A cache of stone tools found on the east coast of the Arabian Peninsula has reopened the critical question of when and how modern humans escaped from their ancestral homeland in eastern Africa.
The present view, based on both archaeological and genetic evidence, holds that modern humans, although they first emerged in Africa some 200,000 years ago, were hemmed in by deserts and other human species like Neanderthals and did not escape to the rest of the world until some 50,000 years ago.
An archaeological team led by Hans-Peter Uerpmann of the University of Tübingen in Germany now reports the discovery of stone tools 127,000 years old from a site called Jebel Faya in what is now the United Arab Emirates, just south of the entrance to the Persian Gulf. If the new tools were made by modern humans, as the researchers assert, then modern humans got out of Africa much earlier than believed.
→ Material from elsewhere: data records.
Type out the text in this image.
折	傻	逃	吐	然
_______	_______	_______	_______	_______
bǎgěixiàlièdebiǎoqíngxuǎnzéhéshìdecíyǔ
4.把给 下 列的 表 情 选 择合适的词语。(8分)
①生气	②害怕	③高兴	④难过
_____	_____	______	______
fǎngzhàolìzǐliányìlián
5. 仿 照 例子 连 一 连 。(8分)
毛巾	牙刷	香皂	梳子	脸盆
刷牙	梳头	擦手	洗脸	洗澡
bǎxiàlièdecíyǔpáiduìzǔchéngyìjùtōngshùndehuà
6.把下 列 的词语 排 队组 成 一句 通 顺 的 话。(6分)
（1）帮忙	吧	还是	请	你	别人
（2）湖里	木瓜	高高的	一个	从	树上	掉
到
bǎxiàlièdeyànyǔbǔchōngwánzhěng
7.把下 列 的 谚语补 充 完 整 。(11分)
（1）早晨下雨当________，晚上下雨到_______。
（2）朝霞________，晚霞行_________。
The finding, reported in Thursday’s issue of Science, points to the importance of Arabia in understanding the human story. “This is a huge milestone, but unfortunately it raises more questions than it answers,” said Jeffrey Rose, an archaeologist at the University of Birmingham in England.
The major question is whether the people who reached Jebel Faya, if they were indeed modern humans, traveled farther and spread throughout the rest of the world, or whether they died out and got no farther.
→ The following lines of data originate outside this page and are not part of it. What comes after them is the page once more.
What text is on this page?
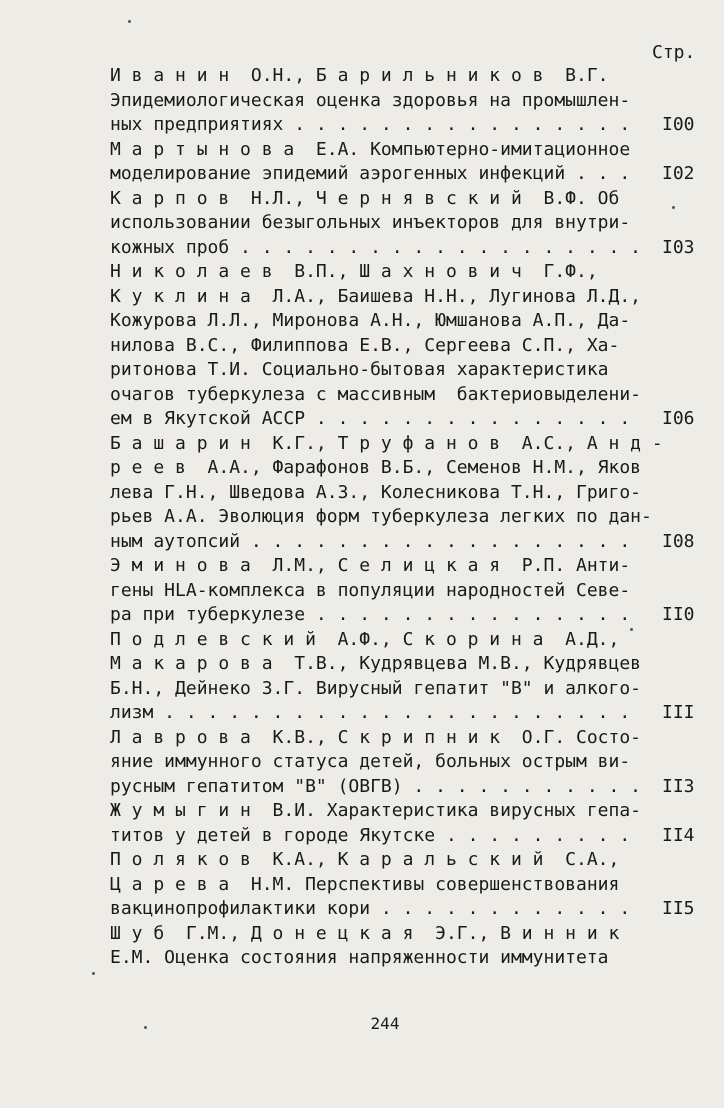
Стр.
И в а н и н  О.Н., Б а р и л ь н и к о в  В.Г.
Эпидемиологическая оценка здоровья на промышлен-
ных предприятиях . . . . . . . . . . . . . . . . I00
М а р т ы н о в а  Е.А. Компьютерно-имитационное
моделирование эпидемий аэрогенных инфекций . . . I02
К а р п о в  Н.Л., Ч е р н я в с к и й  В.Ф. Об
использовании безыгольных инъекторов для внутри-
кожных проб . . . . . . . . . . . . . . . . . . . I03
Н и к о л а е в  В.П., Ш а х н о в и ч  Г.Ф.,
К у к л и н а  Л.А., Баишева Н.Н., Лугинова Л.Д.,
Кожурова Л.Л., Миронова А.Н., Юмшанова А.П., Да-
нилова В.С., Филиппова Е.В., Сергеева С.П., Ха-
ритонова Т.И. Социально-бытовая характеристика
очагов туберкулеза с массивным  бактериовыделени-
ем в Якутской АССР . . . . . . . . . . . . . . . I06
Б а ш а р и н  К.Г., Т р у ф а н о в  А.С., А н д -
р е е в  А.А., Фарафонов В.Б., Семенов Н.М., Яков
лева Г.Н., Шведова А.З., Колесникова Т.Н., Григо-
рьев А.А. Эволюция форм туберкулеза легких по дан-
ным аутопсий . . . . . . . . . . . . . . . . . . I08
Э м и н о в а  Л.М., С е л и ц к а я  Р.П. Анти-
гены HLA-комплекса в популяции народностей Севе-
ра при туберкулезе . . . . . . . . . . . . . . . II0
П о д л е в с к и й  А.Ф., С к о р и н а  А.Д.,
М а к а р о в а  Т.В., Кудрявцева М.В., Кудрявцев
Б.Н., Дейнеко З.Г. Вирусный гепатит "В" и алкого-
лизм . . . . . . . . . . . . . . . . . . . . . . III
Л а в р о в а  К.В., С к р и п н и к  О.Г. Состо-
яние иммунного статуса детей, больных острым ви-
русным гепатитом "В" (ОВГВ) . . . . . . . . . . . II3
Ж у м ы г и н  В.И. Характеристика вирусных гепа-
титов у детей в городе Якутске . . . . . . . . . II4
П о л я к о в  К.А., К а р а л ь с к и й  С.А.,
Ц а р е в а  Н.М. Перспективы совершенствования
вакцинопрофилактики кори . . . . . . . . . . . . II5
Ш у б  Г.М., Д о н е ц к а я  Э.Г., В и н н и к
Е.М. Оценка состояния напряженности иммунитета
244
The most comprehensive genetic data so far available, based on material called mitochondrial DNA, indicates that all modern humans outside Africa are descended from a single, small population that left Africa less than 60,000 years ago.
Dr. Uerpmann said that the genetic data was unreliable and that, in any case, mitochondrial DNA is a tiny fraction of the whole human genome.
Another question raised by the new finding is whether some social or cultural advance, possibly an evolutionary one, was required for modern humans to escape from Africa.
In Dr. Uerpmann’s view, the Jebel Faya tools are similar to ones found in Africa, showing that no cultural advance was required for the escape, just an improvement in climate that for a short time converted the Arabian Desert into a grassland that hunter-gatherers could cross.
This idea is at odds with a proposal advanced by Richard Klein, a paleoanthropologist at Stanford University, that the emergence of some social or behavioral advantage — like the perfection of the faculty for language — was required for modern humans to overcome the surrounding human groups. Some kind of barrier had to be surmounted, it seems, or modern humans could have walked out of Africa 200,000 years ago.
Dr. Klein said that the Uerpmann team’s case for an earlier out-of-Africa expansion was “provocative, but in the absence of human remains, it’s not compelling.”
The stone tools of this era are all much alike, and it is hard to tell whether early modern humans or Neanderthals made them. At the sites of Skhul and Qafzeh in what is now Israel, early modern humans were present around 100,000 years ago and Neanderthals at 60,000 years, but archaeologists cannot distinguish their stone tools, Dr. Klein said.
A warmer and wetter climate around this time let modern humans get as far as Israel but apparently no farther, and the new findings from Jebel Faya could represent a second limited excursion. But in this case, it is Africa that is expanding, or at least the African ecological zone, and not modern humans, Dr. Klein said. “The key issue is whether this is an early out-of-Africa movement, but if so, it was far more limited than the modern human expansion to Eurasia roughly 45,000 years ago,” he said.
Christopher Stringer, a paleoanthropologist at the Natural History Museum in London, said that Arabia had long been a black hole in terms of early human migrations and that the new discovery was an impressive first start. He, like Dr. Klein, said it was hard to say who made the tools without having any fossil bones from the same site. But the tools are “suggestive” of having been made by people who came out of Africa, Dr. Stringer said.